Utility crews continued to toil underground yesterday, but City Hall staff and thousands of office workers were back on the job, one day after an electrical fire below Baltimore streets shut down power and businesses in part of downtown.
With power restored but traffic signals still unsynchronized, commuters endured delays. City officials warn that more of the same can be expected all week, as the slow process of manually retiming the lights is completed.
"We're just asking motorists to please bear with us," said David Brown, a spokesman for the city Transportation Department. "We're working as fast as we can to get things up and running."
An electrical fire broke out early Monday below the street near City Hall, at the intersection of Guilford Avenue and Fayette Street, darkening offices and traffic lights for 25 square blocks.
Power was restored to most of the buildings by 3:20 p.m. Monday. The lights went on at the last two - City Hall and the Municipal Employees Credit Union building - by 6 a.m. yesterday.
The cause of the fire remains under investigation and might never be determined, said Linda Foy, spokeswoman for Baltimore Gas and Electric.
"The problem is, so much of the system was destroyed," Foy said. "The damage was catastrophic."
Crews are working to restore the normal level of "redundancy," or backup system, that keeps electricity flowing when problems arise, Foy said.
"We're still focusing on bringing that system up to the former level," Foy said. "That is our primary focus."
Mayor Martin O'Malley said it was business as usual yesterday at City Hall, although Internet service was slow.
"I'm very happy with how quickly BGE worked," O'Malley said. "It went very smoothly."
About 1,000 city staffers, more than 1,400 state employees and thousands of private office workers were sent home Monday. The city and state workers were given the day off with pay, as they are during severe weather and other emergencies that shut down their workplaces, officials said.
That cost the state $242,000, state officials estimated. The city has not determined the cost of idling its workers or responding to the emergency, said Raquel Guillory, a spokeswoman for O'Malley.
The outage affected about 180 traffic lights at 30 intersections between Monument Street on the north, Baltimore Street on the south, Fallsway on the east and Charles Street on the west, Brown said.
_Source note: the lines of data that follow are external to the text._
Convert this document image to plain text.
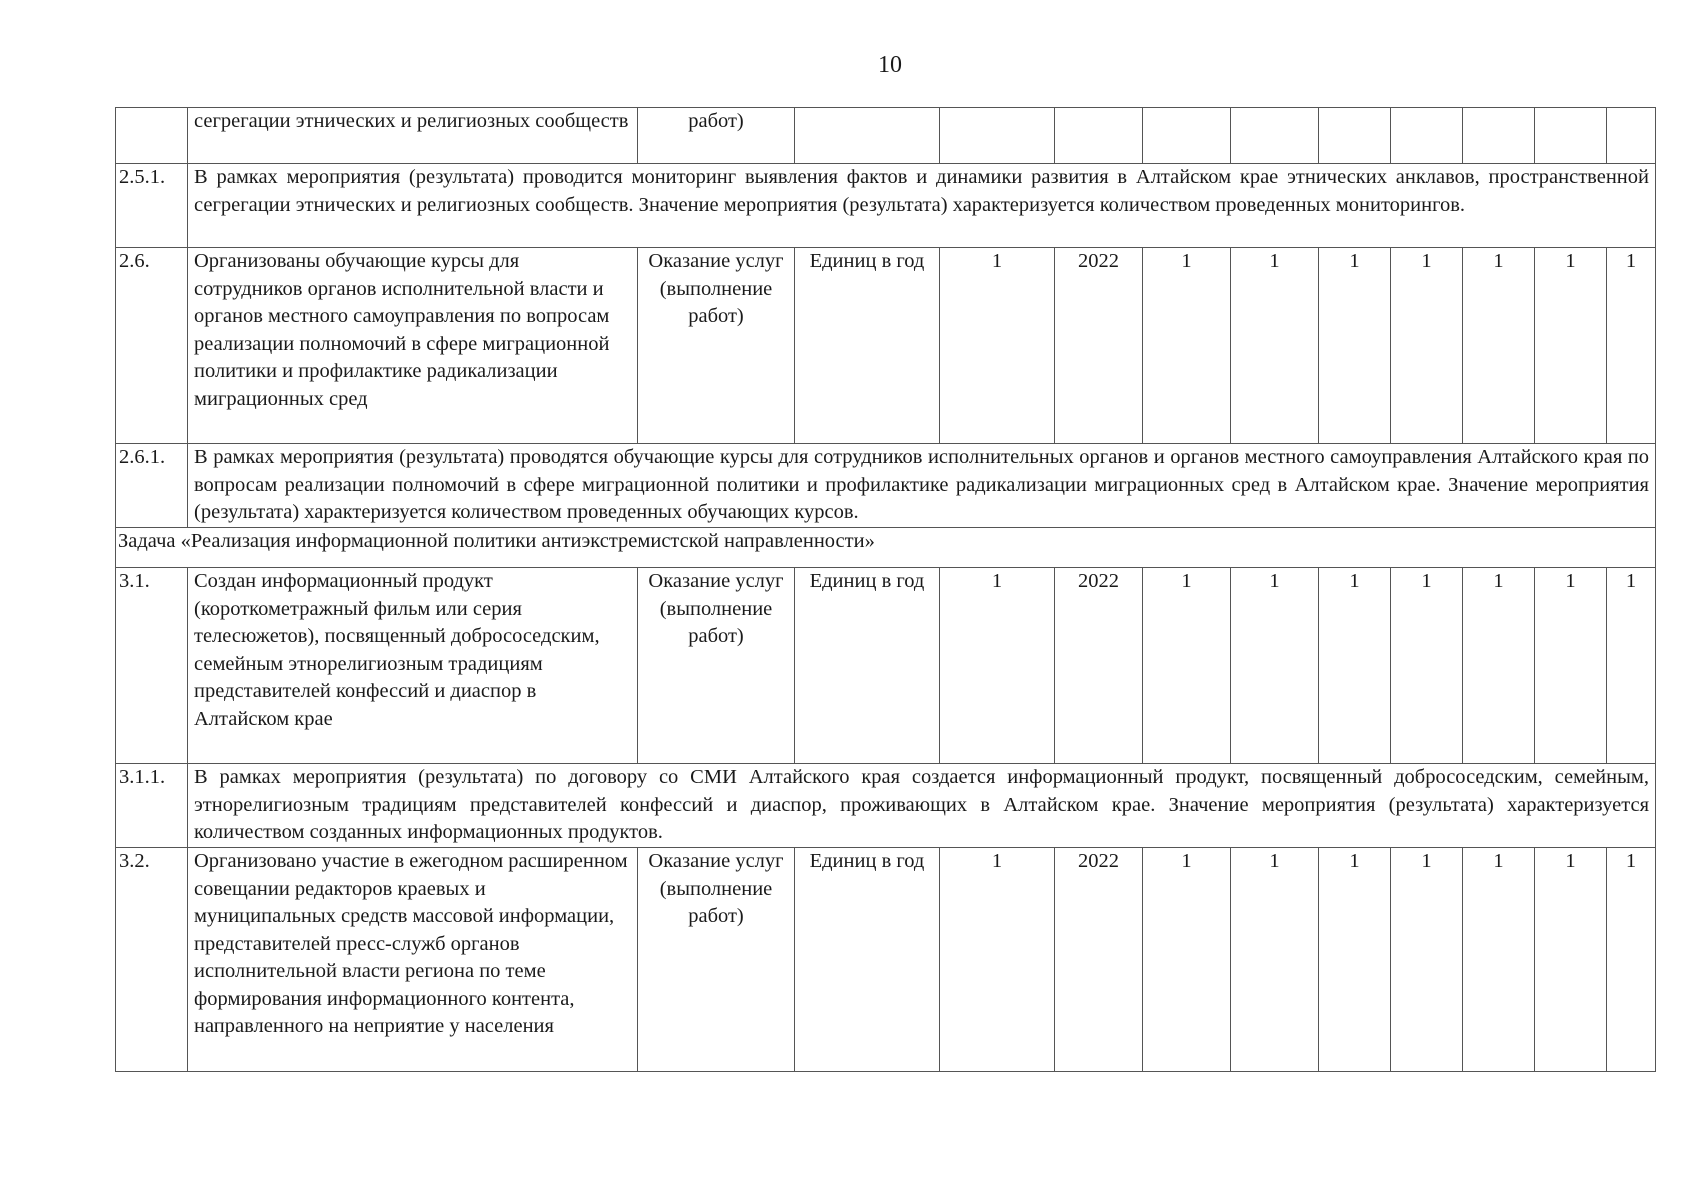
10
	сегрегации этнических и религиозных сообществ	работ)										
2.5.1.	В рамках мероприятия (результата) проводится мониторинг выявления фактов и динамики развития в Алтайском крае этнических анклавов, пространственной сегрегации этнических и религиозных сообществ. Значение мероприятия (результата) характеризуется количеством проведенных мониторингов.											
2.6.	Организованы обучающие курсы для сотрудников органов исполнительной власти и органов местного самоуправления по вопросам реализации полномочий в сфере миграционной политики и профилактике радикализации миграционных сред	Оказание услуг (выполнение работ)	Единиц в год	1	2022	1	1	1	1	1	1	1
2.6.1.	В рамках мероприятия (результата) проводятся обучающие курсы для сотрудников исполнительных органов и органов местного самоуправления Алтайского края по вопросам реализации полномочий в сфере миграционной политики и профилактике радикализации миграционных сред в Алтайском крае. Значение мероприятия (результата) характеризуется количеством проведенных обучающих курсов.											
Задача «Реализация информационной политики антиэкстремистской направленности»												
3.1.	Создан информационный продукт (короткометражный фильм или серия телесюжетов), посвященный добрососедским, семейным этнорелигиозным традициям представителей конфессий и диаспор в Алтайском крае	Оказание услуг (выполнение работ)	Единиц в год	1	2022	1	1	1	1	1	1	1
3.1.1.	В рамках мероприятия (результата) по договору со СМИ Алтайского края создается информационный продукт, посвященный добрососедским, семейным, этнорелигиозным традициям представителей конфессий и диаспор, проживающих в Алтайском крае. Значение мероприятия (результата) характеризуется количеством созданных информационных продуктов.											
3.2.	Организовано участие в ежегодном расширенном совещании редакторов краевых и муниципальных средств массовой информации, представителей пресс-служб органов исполнительной власти региона по теме формирования информационного контента, направленного на неприятие у населения	Оказание услуг (выполнение работ)	Единиц в год	1	2022	1	1	1	1	1	1	1
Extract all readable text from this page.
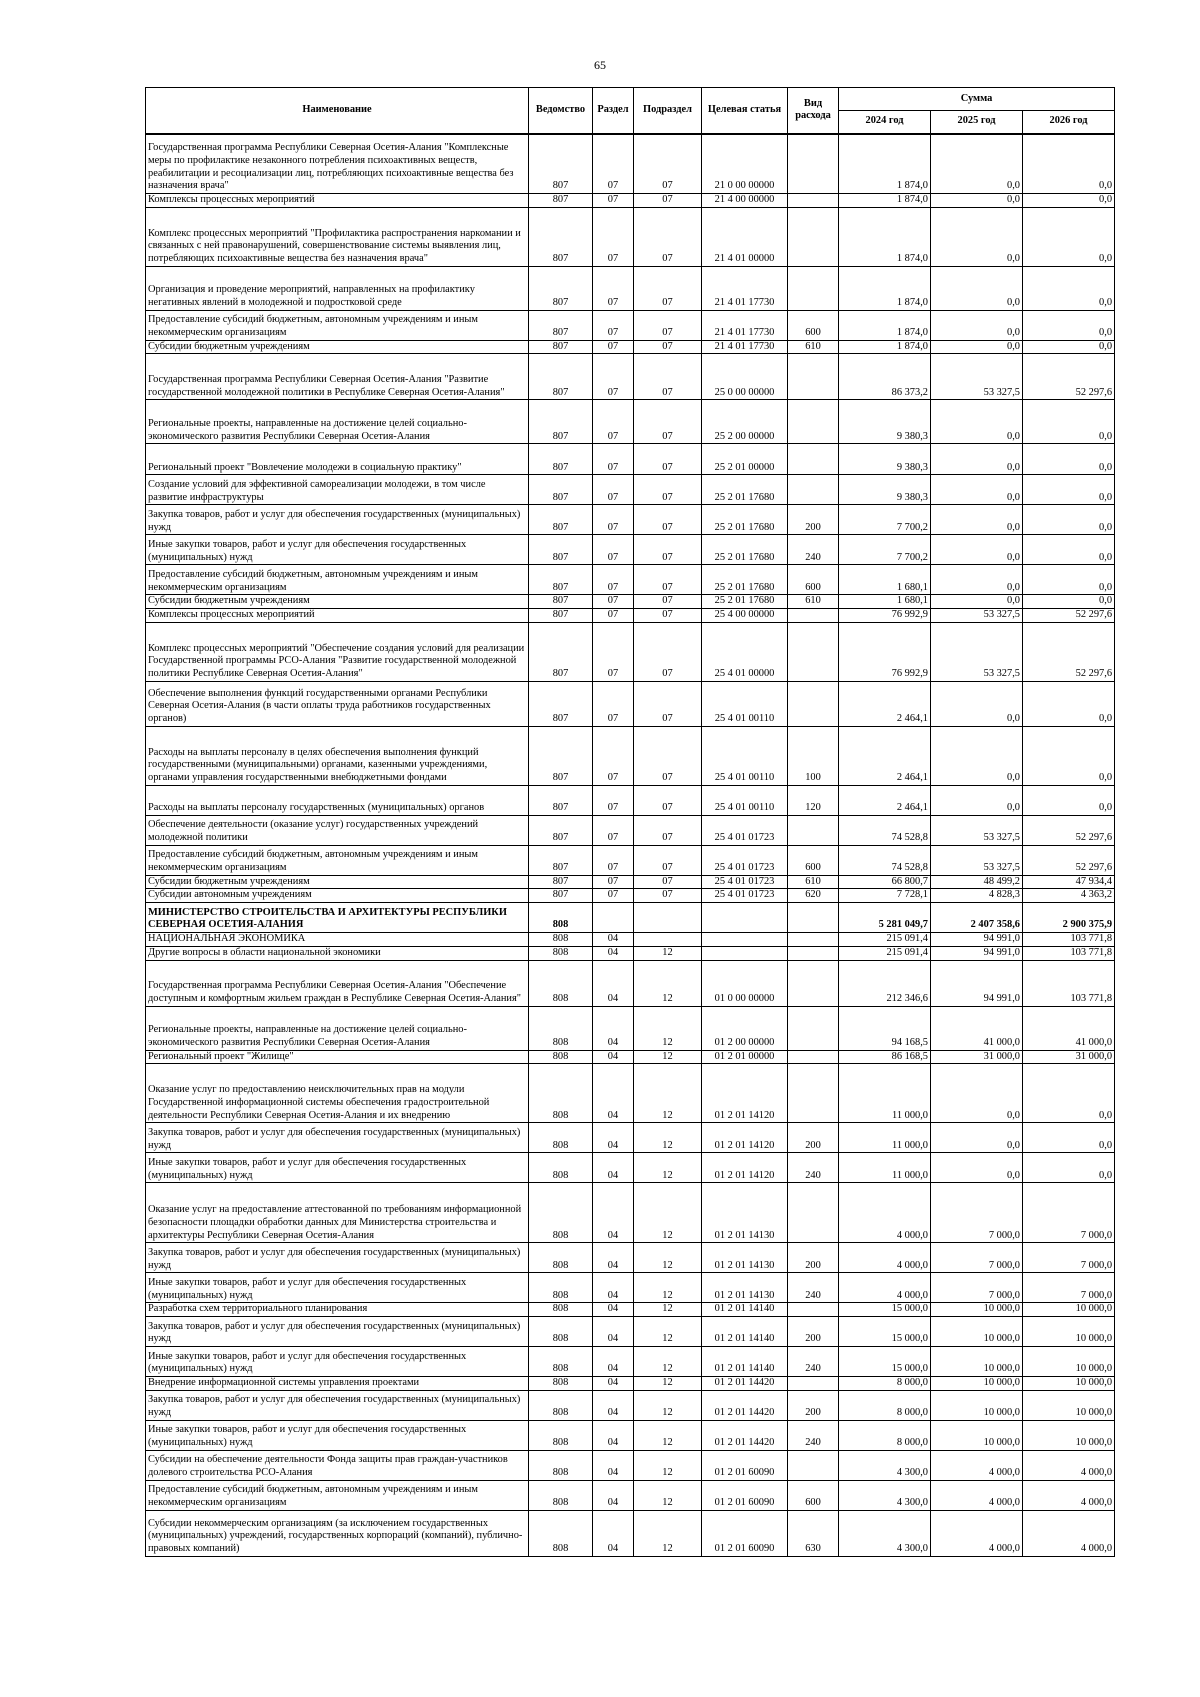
65
Наименование	Ведомство	Раздел	Подраздел	Целевая статья	Вид расхода	Сумма		
						2024 год	2025 год	2026 год
Государственная программа Республики Северная Осетия-Алания "Комплексные меры по профилактике незаконного потребления психоактивных веществ, реабилитации и ресоциализации лиц, потребляющих психоактивные вещества без назначения врача"	807	07	07	21 0 00 00000		1 874,0	0,0	0,0
Комплексы процессных мероприятий	807	07	07	21 4 00 00000		1 874,0	0,0	0,0
Комплекс процессных мероприятий "Профилактика распространения наркомании и связанных с ней правонарушений, совершенствование системы выявления лиц, потребляющих психоактивные вещества без назначения врача"	807	07	07	21 4 01 00000		1 874,0	0,0	0,0
Организация и проведение мероприятий, направленных на профилактику негативных явлений в молодежной и подростковой среде	807	07	07	21 4 01 17730		1 874,0	0,0	0,0
Предоставление субсидий бюджетным, автономным учреждениям и иным некоммерческим организациям	807	07	07	21 4 01 17730	600	1 874,0	0,0	0,0
Субсидии бюджетным учреждениям	807	07	07	21 4 01 17730	610	1 874,0	0,0	0,0
Государственная программа Республики Северная Осетия-Алания "Развитие государственной молодежной политики в Республике Северная Осетия-Алания"	807	07	07	25 0 00 00000		86 373,2	53 327,5	52 297,6
Региональные проекты, направленные на достижение целей социально-экономического развития Республики Северная Осетия-Алания	807	07	07	25 2 00 00000		9 380,3	0,0	0,0
Региональный проект "Вовлечение молодежи в социальную практику"	807	07	07	25 2 01 00000		9 380,3	0,0	0,0
Создание условий для эффективной самореализации молодежи, в том числе развитие инфраструктуры	807	07	07	25 2 01 17680		9 380,3	0,0	0,0
Закупка товаров, работ и услуг для обеспечения государственных (муниципальных) нужд	807	07	07	25 2 01 17680	200	7 700,2	0,0	0,0
Иные закупки товаров, работ и услуг для обеспечения государственных (муниципальных) нужд	807	07	07	25 2 01 17680	240	7 700,2	0,0	0,0
Предоставление субсидий бюджетным, автономным учреждениям и иным некоммерческим организациям	807	07	07	25 2 01 17680	600	1 680,1	0,0	0,0
Субсидии бюджетным учреждениям	807	07	07	25 2 01 17680	610	1 680,1	0,0	0,0
Комплексы процессных мероприятий	807	07	07	25 4 00 00000		76 992,9	53 327,5	52 297,6
Комплекс процессных мероприятий "Обеспечение создания условий для реализации Государственной программы РСО-Алания "Развитие государственной молодежной политики Республике Северная Осетия-Алания"	807	07	07	25 4 01 00000		76 992,9	53 327,5	52 297,6
Обеспечение выполнения функций государственными органами Республики Северная Осетия-Алания (в части оплаты труда работников государственных органов)	807	07	07	25 4 01 00110		2 464,1	0,0	0,0
Расходы на выплаты персоналу в целях обеспечения выполнения функций государственными (муниципальными) органами, казенными учреждениями, органами управления государственными внебюджетными фондами	807	07	07	25 4 01 00110	100	2 464,1	0,0	0,0
Расходы на выплаты персоналу государственных (муниципальных) органов	807	07	07	25 4 01 00110	120	2 464,1	0,0	0,0
Обеспечение деятельности (оказание услуг) государственных учреждений молодежной политики	807	07	07	25 4 01 01723		74 528,8	53 327,5	52 297,6
Предоставление субсидий бюджетным, автономным учреждениям и иным некоммерческим организациям	807	07	07	25 4 01 01723	600	74 528,8	53 327,5	52 297,6
Субсидии бюджетным учреждениям	807	07	07	25 4 01 01723	610	66 800,7	48 499,2	47 934,4
Субсидии автономным учреждениям	807	07	07	25 4 01 01723	620	7 728,1	4 828,3	4 363,2
МИНИСТЕРСТВО СТРОИТЕЛЬСТВА И АРХИТЕКТУРЫ РЕСПУБЛИКИ СЕВЕРНАЯ ОСЕТИЯ-АЛАНИЯ	808					5 281 049,7	2 407 358,6	2 900 375,9
НАЦИОНАЛЬНАЯ ЭКОНОМИКА	808	04				215 091,4	94 991,0	103 771,8
Другие вопросы в области национальной экономики	808	04	12			215 091,4	94 991,0	103 771,8
Государственная программа Республики Северная Осетия-Алания "Обеспечение доступным и комфортным жильем граждан в Республике Северная Осетия-Алания"	808	04	12	01 0 00 00000		212 346,6	94 991,0	103 771,8
Региональные проекты, направленные на достижение целей социально-экономического развития Республики Северная Осетия-Алания	808	04	12	01 2 00 00000		94 168,5	41 000,0	41 000,0
Региональный проект "Жилище"	808	04	12	01 2 01 00000		86 168,5	31 000,0	31 000,0
Оказание услуг по предоставлению неисключительных прав на модули Государственной информационной системы обеспечения градостроительной деятельности Республики Северная Осетия-Алания и их внедрению	808	04	12	01 2 01 14120		11 000,0	0,0	0,0
Закупка товаров, работ и услуг для обеспечения государственных (муниципальных) нужд	808	04	12	01 2 01 14120	200	11 000,0	0,0	0,0
Иные закупки товаров, работ и услуг для обеспечения государственных (муниципальных) нужд	808	04	12	01 2 01 14120	240	11 000,0	0,0	0,0
Оказание услуг на предоставление аттестованной по требованиям информационной безопасности площадки обработки данных для Министерства строительства и архитектуры Республики Северная Осетия-Алания	808	04	12	01 2 01 14130		4 000,0	7 000,0	7 000,0
Закупка товаров, работ и услуг для обеспечения государственных (муниципальных) нужд	808	04	12	01 2 01 14130	200	4 000,0	7 000,0	7 000,0
Иные закупки товаров, работ и услуг для обеспечения государственных (муниципальных) нужд	808	04	12	01 2 01 14130	240	4 000,0	7 000,0	7 000,0
Разработка схем территориального планирования	808	04	12	01 2 01 14140		15 000,0	10 000,0	10 000,0
Закупка товаров, работ и услуг для обеспечения государственных (муниципальных) нужд	808	04	12	01 2 01 14140	200	15 000,0	10 000,0	10 000,0
Иные закупки товаров, работ и услуг для обеспечения государственных (муниципальных) нужд	808	04	12	01 2 01 14140	240	15 000,0	10 000,0	10 000,0
Внедрение информационной системы управления проектами	808	04	12	01 2 01 14420		8 000,0	10 000,0	10 000,0
Закупка товаров, работ и услуг для обеспечения государственных (муниципальных) нужд	808	04	12	01 2 01 14420	200	8 000,0	10 000,0	10 000,0
Иные закупки товаров, работ и услуг для обеспечения государственных (муниципальных) нужд	808	04	12	01 2 01 14420	240	8 000,0	10 000,0	10 000,0
Субсидии на обеспечение деятельности Фонда защиты прав граждан-участников долевого строительства РСО-Алания	808	04	12	01 2 01 60090		4 300,0	4 000,0	4 000,0
Предоставление субсидий бюджетным, автономным учреждениям и иным некоммерческим организациям	808	04	12	01 2 01 60090	600	4 300,0	4 000,0	4 000,0
Субсидии некоммерческим организациям (за исключением государственных (муниципальных) учреждений, государственных корпораций (компаний), публично-правовых компаний)	808	04	12	01 2 01 60090	630	4 300,0	4 000,0	4 000,0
Crews were synchronizing the signals, but the work was slow because the timing of each light has to be reset manually, Brown said.
The city has been replacing that 1970s signal technology with a system that will enable all of the lights to be synchronized centrally by computer, Brown said. But that system has not been installed at lights in the City Hall area, and will not be in place citywide until the end of next year.